Banter: Compared to other North American cities, Edmonton’s never really had a reputation for its rap scene. When you look at a city like Toronto, it’s clear that Canadian cities can blow up in a relatively short window. Where do you see Edmonton’s rap/R&B scene going in the next few years?
Kontoh: I think Edmonton has the potential to overtake Toronto at some point in the future. Toronto is obviously a cool city with a lot going for it, but a lot of their rappers are trash. Most of a city’s scene depends on the number of people who consume rap, so it makes sense that Toronto’s rap scene has gotten so much exposure, but there are people who are equally as talented here.

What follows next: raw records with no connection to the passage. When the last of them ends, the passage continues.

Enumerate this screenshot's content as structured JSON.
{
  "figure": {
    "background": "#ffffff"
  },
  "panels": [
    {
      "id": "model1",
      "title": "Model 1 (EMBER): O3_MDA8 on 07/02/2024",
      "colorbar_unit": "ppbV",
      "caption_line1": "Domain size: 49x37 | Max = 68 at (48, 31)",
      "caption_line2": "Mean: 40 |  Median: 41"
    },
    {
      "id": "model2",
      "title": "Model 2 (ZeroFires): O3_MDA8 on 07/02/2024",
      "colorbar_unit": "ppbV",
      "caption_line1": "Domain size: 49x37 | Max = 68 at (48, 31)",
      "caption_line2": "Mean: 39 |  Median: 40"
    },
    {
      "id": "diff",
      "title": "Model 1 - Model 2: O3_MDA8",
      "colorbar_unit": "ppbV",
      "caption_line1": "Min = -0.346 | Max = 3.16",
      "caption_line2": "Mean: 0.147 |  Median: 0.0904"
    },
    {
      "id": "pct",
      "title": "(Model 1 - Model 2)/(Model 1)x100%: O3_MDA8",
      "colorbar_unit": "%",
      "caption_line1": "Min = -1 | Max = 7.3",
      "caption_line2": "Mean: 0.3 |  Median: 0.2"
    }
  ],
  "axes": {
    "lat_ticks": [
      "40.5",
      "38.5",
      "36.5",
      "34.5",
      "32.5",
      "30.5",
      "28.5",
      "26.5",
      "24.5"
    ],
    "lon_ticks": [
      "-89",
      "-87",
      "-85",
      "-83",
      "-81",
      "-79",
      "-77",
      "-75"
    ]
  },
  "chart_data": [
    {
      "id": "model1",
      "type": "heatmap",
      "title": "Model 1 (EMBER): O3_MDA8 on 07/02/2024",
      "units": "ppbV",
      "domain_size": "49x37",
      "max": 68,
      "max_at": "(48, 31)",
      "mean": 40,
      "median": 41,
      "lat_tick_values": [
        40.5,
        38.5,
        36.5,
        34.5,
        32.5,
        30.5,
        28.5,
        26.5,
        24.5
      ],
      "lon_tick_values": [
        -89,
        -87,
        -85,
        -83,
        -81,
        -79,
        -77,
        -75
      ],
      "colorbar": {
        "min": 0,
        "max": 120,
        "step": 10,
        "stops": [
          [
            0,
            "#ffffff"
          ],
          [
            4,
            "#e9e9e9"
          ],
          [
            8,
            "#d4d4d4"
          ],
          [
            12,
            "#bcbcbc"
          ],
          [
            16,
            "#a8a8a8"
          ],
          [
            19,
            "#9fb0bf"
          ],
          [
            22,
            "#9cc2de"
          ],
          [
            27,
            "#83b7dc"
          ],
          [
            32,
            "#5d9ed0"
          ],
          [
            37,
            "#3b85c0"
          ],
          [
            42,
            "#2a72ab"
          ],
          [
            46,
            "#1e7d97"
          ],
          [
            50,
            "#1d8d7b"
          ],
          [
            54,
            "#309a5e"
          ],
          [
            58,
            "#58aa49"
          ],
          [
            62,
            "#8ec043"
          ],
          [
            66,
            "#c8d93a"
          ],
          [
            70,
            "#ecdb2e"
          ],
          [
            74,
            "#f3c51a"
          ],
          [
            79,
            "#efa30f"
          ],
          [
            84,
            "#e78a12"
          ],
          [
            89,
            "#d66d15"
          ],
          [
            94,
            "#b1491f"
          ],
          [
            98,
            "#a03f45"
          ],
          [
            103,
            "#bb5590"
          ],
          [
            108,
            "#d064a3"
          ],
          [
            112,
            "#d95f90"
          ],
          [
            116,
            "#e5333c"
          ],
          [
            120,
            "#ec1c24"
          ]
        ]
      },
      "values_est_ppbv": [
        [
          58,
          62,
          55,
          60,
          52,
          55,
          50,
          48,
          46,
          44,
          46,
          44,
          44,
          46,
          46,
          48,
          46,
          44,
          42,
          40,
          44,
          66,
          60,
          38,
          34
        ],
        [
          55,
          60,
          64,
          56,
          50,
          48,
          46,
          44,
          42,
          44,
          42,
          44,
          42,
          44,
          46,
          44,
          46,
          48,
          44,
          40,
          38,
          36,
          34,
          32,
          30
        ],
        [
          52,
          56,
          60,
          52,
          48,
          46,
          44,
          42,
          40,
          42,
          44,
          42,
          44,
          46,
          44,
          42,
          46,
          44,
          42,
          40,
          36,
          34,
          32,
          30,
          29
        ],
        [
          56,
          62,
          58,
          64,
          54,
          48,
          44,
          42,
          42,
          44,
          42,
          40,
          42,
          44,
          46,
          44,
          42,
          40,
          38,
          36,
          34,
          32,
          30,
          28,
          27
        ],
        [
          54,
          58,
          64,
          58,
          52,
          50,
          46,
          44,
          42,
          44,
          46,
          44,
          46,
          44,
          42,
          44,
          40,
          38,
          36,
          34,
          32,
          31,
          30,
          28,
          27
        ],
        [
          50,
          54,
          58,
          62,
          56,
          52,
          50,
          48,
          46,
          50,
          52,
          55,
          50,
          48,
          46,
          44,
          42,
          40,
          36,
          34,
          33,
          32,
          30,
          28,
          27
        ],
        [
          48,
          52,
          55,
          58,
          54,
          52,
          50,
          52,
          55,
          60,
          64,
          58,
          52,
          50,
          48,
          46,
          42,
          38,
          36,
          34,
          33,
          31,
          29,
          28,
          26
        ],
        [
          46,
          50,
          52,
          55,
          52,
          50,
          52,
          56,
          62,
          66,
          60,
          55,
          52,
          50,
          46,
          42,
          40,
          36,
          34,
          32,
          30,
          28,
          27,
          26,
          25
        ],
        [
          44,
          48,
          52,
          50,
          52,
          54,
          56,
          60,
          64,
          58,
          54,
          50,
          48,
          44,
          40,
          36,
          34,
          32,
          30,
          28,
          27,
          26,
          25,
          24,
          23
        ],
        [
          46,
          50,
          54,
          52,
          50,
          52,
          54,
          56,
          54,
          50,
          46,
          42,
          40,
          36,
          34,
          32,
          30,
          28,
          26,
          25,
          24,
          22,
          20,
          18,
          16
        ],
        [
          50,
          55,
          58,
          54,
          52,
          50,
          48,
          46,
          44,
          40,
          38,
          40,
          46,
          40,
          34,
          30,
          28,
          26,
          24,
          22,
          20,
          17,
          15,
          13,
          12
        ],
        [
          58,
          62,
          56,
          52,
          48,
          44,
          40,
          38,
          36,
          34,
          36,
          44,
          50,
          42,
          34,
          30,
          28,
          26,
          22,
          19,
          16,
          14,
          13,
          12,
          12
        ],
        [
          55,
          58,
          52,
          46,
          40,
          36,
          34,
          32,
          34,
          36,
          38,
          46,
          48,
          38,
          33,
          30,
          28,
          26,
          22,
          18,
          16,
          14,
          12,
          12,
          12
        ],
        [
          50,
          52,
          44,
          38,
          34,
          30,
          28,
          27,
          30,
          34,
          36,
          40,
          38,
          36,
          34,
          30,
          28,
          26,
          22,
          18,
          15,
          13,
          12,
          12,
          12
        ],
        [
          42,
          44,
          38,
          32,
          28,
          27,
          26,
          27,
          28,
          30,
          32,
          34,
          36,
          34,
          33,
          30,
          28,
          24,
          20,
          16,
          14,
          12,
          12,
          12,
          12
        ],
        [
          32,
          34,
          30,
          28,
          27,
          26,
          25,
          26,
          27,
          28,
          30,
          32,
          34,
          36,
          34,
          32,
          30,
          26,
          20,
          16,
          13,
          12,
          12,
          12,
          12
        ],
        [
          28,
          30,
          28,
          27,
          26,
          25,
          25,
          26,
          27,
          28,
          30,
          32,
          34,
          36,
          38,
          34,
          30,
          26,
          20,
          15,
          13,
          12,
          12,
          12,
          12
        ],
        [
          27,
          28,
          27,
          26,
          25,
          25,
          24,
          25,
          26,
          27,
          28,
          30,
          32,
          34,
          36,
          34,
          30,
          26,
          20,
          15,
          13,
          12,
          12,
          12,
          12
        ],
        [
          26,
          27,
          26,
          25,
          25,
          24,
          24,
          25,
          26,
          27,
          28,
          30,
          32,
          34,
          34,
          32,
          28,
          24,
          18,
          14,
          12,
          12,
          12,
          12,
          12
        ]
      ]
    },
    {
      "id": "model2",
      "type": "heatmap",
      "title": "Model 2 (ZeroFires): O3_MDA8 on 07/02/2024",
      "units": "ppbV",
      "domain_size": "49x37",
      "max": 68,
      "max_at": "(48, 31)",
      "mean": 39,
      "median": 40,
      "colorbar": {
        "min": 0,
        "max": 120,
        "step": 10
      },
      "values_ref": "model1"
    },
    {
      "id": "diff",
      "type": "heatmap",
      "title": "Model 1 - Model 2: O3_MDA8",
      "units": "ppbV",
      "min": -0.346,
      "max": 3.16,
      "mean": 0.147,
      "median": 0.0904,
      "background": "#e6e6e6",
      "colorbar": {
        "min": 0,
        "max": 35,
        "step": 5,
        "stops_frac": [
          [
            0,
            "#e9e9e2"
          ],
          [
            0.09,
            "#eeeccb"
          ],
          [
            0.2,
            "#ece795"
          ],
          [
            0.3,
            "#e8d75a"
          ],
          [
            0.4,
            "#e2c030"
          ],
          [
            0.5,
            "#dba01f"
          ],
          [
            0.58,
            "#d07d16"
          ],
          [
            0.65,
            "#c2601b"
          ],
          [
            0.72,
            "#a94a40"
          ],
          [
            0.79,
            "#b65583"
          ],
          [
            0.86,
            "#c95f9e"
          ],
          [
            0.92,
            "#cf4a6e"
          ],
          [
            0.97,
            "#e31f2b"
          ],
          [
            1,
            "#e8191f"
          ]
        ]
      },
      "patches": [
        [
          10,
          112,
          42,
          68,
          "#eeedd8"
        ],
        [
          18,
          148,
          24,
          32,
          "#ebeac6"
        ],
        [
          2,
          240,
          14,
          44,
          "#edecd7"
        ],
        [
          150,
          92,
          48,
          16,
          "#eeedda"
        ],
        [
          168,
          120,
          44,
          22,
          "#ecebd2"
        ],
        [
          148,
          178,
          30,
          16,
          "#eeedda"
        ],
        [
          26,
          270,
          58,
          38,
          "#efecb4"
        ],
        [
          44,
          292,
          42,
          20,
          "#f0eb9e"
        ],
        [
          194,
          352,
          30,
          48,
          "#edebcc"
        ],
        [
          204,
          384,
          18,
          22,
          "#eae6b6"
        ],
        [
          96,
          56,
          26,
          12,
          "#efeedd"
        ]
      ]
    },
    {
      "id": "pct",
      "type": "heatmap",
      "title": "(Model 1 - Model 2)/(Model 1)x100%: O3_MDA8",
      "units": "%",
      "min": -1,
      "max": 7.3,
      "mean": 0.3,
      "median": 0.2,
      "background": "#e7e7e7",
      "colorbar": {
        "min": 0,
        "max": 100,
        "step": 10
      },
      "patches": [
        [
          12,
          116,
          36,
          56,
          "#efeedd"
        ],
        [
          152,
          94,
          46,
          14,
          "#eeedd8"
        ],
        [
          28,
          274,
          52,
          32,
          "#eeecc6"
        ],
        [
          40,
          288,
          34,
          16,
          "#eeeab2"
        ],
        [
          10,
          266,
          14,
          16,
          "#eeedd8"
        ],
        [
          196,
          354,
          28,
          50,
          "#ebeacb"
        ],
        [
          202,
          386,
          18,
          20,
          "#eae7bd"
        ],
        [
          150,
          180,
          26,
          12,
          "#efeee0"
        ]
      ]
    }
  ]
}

I think it’s kind of a blessing and a curse for us because the audience is such an important part of success, but the challenge of coming from somewhere like this definitely forces us to push ourselves and to be more supportive of our community. It may take a while, but I think what will eventually happen is you’ll get that one person who really stands out and makes it globally. After that, the city’s on the map and people all over the world start paying attention. That’s what happened in Toronto with Drake, and I think it could happen here too. I really believe in this city. There’s so much talent here; eventually, people will begin to notice even if they aren’t super into our community. And I also think the events committees and cultural boards that plan with the city have a role to play in terms of promoting local rappers. There are so many festivals in Edmonton, but you almost never see one of us on stage. We can definitely bring crowds, but it seems like the only opportunities we have are for shows that we organize with private venues.